出会いは俺がまだ五歳の時。母さんと姉さんと一緒に近くの森に行ったときだ。俺の家は高台にある。だから店などが多く並ぶところからは少し離れていた。 だが、家の裏道には森があり、キノコや薬草などが採れた。
しかし、俺は今に至るまで『その森は危ないから』と母さんに行くことを禁止されていたのだ。当然俺は従ったし、それが安全だと思っていた。だから一度も行ったことはなかった……はずだったのだ。そう、失くした記憶を取り戻すまでは。
実際には俺は小さい頃から良くその森に母さん達と行っていたようだ。五歳になる頃には一人で森に遊びに行くこともあった。勿論暗くなるまでという条件付きで。その森は広かった。恐らく街一つ分あるぐらいには。そして、その森には魔物が出ず、木も細かったので見渡しが良く、池や川も流れていて子どもが遊ぶには最高の環境だったのだ。であるからに俺も森を沢山探検した。始めは少しの範囲だけで、遊びに行くごとに段々とその範囲を広げていった。自分で地図を作りながらだったらしい。
そして、ある日。俺は見つけたんだ。
「なんだあれ?」
巨木にもたれかかる古びた鏡を。俺は好奇心に負けてすぐに鏡に触れた。すると全身が鏡に吸い込まれていって、俺は冷たくて白い地面に放り出された。
「うわあっ!?」
「あぶっ──」
俺が放り出された場所はとても寒くて冷たかった。目を開くことでそれが雪だったことはすぐに理解できた。そして、俺は気づく。放り出された時に聞こえた声に。
「あの……大丈夫?」
目の前には俺に手を差し伸べる、白の小さい角を二つ生やした小柄な少女がしゃがみながら俺を覗いていた。
彼女は透き通ったエメラルドグリーンの短髪で、全てを吸い込んでしまいそうな紫紺の瞳を持っていた。
これが、後に親友となる『シュロ』という少女との奇妙な出会いだった。
彼女に手を引いてもらい俺は立ち上がる。辺りを見渡すと家の裏の森のような面影は微塵も無く、見渡す限りの銀世界が広がっていた。ここは雪原の森のようで、俺はその池の周りに出てきたらしい。それにしても──
「くしゅんっ──」
「わあっ……震えてるよ君……」
街とは違い、ここは子どもの俺には厳しい気候ですぐに寒さに震えることになった。それを見た彼女は鼻息をたてて立ち上がる。
「ちょっと見てて!」
「──え?……はっくしゅんっ」
そう言うと彼女は紅く揺らめく不思議な杖を取り出す。頂点に嵌っている球体は全てを灼き尽くすような神秘的な色で輝いていた。彼女が杖を一本の木に向けると、森が静まり返った。
「光刃!」
彼女が狙った大きな木が光の刃によって薪と化す。間髪入れずに空中に浮いた薪に向かって彼女は唱える。
「火炎球!」
すると、みるみるうちに薪に火が灯り辺りに光と熱を放つ。周囲の気温が上がったことにより、体の震えも収まった。

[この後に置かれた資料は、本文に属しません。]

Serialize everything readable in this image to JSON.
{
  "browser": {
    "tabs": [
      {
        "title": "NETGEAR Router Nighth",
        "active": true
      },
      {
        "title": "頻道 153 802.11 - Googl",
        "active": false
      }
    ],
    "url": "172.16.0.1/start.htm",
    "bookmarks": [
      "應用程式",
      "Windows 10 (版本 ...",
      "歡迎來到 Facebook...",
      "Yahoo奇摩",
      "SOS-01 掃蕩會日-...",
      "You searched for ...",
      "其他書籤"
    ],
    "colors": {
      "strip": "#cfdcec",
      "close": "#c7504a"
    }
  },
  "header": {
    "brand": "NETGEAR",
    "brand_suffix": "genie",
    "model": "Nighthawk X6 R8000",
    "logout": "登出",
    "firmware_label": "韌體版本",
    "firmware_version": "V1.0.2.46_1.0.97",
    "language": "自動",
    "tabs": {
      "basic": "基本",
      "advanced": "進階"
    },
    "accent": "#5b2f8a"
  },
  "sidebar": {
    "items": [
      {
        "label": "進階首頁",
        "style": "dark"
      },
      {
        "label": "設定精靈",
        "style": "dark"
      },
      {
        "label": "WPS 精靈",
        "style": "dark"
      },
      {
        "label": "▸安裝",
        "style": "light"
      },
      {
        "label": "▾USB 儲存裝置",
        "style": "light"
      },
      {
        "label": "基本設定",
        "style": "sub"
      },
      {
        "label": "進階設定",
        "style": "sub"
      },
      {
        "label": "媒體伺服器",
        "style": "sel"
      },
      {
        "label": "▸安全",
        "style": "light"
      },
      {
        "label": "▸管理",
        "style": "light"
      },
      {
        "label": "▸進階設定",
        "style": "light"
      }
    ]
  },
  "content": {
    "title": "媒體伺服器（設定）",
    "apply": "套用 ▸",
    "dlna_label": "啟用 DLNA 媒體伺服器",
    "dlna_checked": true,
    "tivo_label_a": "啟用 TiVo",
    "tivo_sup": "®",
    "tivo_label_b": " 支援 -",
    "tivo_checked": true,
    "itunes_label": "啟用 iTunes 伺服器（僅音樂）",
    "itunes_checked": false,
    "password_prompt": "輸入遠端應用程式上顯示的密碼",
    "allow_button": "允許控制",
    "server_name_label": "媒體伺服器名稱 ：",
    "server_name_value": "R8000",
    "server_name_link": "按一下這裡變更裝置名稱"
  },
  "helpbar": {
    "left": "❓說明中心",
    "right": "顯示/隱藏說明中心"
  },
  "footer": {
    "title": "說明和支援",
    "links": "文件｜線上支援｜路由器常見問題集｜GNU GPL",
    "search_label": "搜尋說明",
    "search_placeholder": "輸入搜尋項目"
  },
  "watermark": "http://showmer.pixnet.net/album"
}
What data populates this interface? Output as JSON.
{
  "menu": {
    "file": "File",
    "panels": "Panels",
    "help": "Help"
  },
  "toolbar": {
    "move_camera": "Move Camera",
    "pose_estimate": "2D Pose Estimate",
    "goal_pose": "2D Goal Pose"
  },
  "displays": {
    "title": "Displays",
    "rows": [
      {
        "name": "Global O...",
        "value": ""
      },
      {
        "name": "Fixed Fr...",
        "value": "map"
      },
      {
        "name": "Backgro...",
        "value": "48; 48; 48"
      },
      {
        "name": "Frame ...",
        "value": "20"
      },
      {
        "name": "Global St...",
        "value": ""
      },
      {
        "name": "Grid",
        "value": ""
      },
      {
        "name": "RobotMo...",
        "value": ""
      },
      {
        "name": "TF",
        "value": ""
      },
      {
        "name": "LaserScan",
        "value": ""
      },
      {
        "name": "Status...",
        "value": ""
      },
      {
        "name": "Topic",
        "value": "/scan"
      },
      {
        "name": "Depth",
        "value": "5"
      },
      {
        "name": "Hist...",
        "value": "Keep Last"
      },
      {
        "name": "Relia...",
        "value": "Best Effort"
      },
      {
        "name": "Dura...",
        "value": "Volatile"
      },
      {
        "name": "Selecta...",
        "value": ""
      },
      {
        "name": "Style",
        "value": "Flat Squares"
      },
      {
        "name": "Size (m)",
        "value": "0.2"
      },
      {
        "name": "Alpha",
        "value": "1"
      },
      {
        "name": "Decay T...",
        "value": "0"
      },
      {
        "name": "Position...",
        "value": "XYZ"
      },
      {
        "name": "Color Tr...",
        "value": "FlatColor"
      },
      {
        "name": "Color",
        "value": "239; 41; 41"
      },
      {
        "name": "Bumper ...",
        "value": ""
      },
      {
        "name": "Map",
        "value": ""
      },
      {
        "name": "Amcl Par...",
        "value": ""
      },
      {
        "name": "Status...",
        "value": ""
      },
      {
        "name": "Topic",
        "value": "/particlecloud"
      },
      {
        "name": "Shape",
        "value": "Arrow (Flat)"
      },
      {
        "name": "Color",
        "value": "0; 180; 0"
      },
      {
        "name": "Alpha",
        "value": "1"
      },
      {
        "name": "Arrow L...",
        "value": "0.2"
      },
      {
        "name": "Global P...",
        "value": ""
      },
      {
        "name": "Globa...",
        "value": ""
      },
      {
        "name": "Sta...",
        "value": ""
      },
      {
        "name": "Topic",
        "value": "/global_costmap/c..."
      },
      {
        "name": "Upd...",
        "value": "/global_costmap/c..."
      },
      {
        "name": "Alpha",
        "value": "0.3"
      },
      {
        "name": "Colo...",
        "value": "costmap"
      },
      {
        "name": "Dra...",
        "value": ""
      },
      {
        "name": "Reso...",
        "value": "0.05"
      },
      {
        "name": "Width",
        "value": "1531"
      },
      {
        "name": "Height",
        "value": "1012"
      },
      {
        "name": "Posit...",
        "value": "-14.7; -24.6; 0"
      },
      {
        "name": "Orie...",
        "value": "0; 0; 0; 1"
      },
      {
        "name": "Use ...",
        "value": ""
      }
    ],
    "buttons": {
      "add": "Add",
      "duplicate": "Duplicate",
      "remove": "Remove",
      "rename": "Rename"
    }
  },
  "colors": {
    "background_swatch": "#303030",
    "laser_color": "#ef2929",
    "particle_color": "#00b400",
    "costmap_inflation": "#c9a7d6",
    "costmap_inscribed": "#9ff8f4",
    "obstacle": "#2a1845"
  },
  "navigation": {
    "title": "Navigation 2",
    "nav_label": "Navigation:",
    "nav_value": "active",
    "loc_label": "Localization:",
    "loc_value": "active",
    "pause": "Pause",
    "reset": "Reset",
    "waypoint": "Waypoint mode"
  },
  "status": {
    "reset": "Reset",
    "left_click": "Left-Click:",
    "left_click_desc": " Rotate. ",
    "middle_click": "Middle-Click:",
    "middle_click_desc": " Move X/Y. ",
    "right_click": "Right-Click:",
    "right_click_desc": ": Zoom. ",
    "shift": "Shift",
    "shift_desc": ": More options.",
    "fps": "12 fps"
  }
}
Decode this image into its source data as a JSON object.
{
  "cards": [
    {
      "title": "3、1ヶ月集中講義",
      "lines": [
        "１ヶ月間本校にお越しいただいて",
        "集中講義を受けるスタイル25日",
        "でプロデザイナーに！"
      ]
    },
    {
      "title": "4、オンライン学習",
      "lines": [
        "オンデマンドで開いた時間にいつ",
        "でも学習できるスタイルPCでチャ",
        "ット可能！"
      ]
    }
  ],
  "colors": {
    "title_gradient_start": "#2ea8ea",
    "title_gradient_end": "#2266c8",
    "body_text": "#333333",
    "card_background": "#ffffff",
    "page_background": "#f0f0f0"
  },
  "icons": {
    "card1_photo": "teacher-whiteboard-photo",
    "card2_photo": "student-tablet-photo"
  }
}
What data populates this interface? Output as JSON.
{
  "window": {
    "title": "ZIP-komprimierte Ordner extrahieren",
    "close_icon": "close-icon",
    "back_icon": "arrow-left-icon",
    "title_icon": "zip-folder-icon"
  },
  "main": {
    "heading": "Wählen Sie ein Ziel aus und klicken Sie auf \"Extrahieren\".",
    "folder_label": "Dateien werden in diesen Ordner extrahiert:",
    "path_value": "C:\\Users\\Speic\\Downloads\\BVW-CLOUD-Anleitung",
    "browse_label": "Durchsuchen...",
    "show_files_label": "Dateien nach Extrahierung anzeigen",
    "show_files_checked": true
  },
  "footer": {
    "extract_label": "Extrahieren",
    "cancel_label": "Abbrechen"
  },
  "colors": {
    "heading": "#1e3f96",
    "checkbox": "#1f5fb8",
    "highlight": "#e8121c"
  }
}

「──すごい。すごいすごいすごいよ!これって魔法っていうんだよね!!」
「──そうだよ!もしかして見たことなかった?」
「うん初めて!」
「そっか……私のが初めて……」
この時、彼女が見せた魔法が俺の初めて見る魔法だった。今思えば生活魔法とか水魔法を母さんや街の人は使っていたところを見ていたかもしれないが、純粋に『魔法』と認識したのはこれが初めてだった。
「どうやってやったの!?」
「ちょっ……ちょっと待ってね──まずあなたは誰なの?」
俺の反応を見て彼女は一瞬戸惑った後、少し嬉しそうにしていたのを覚えている。彼女の質問を聞いて俺ははっとしてすぐに自分の名前を伝える。
「あ、僕の名前はラピス!君の名前は?」
「私はシュロよ!どこから来たのかは分からないけどよろしくね!」
「うん!」
こうして俺とシュロは友達になったのだ。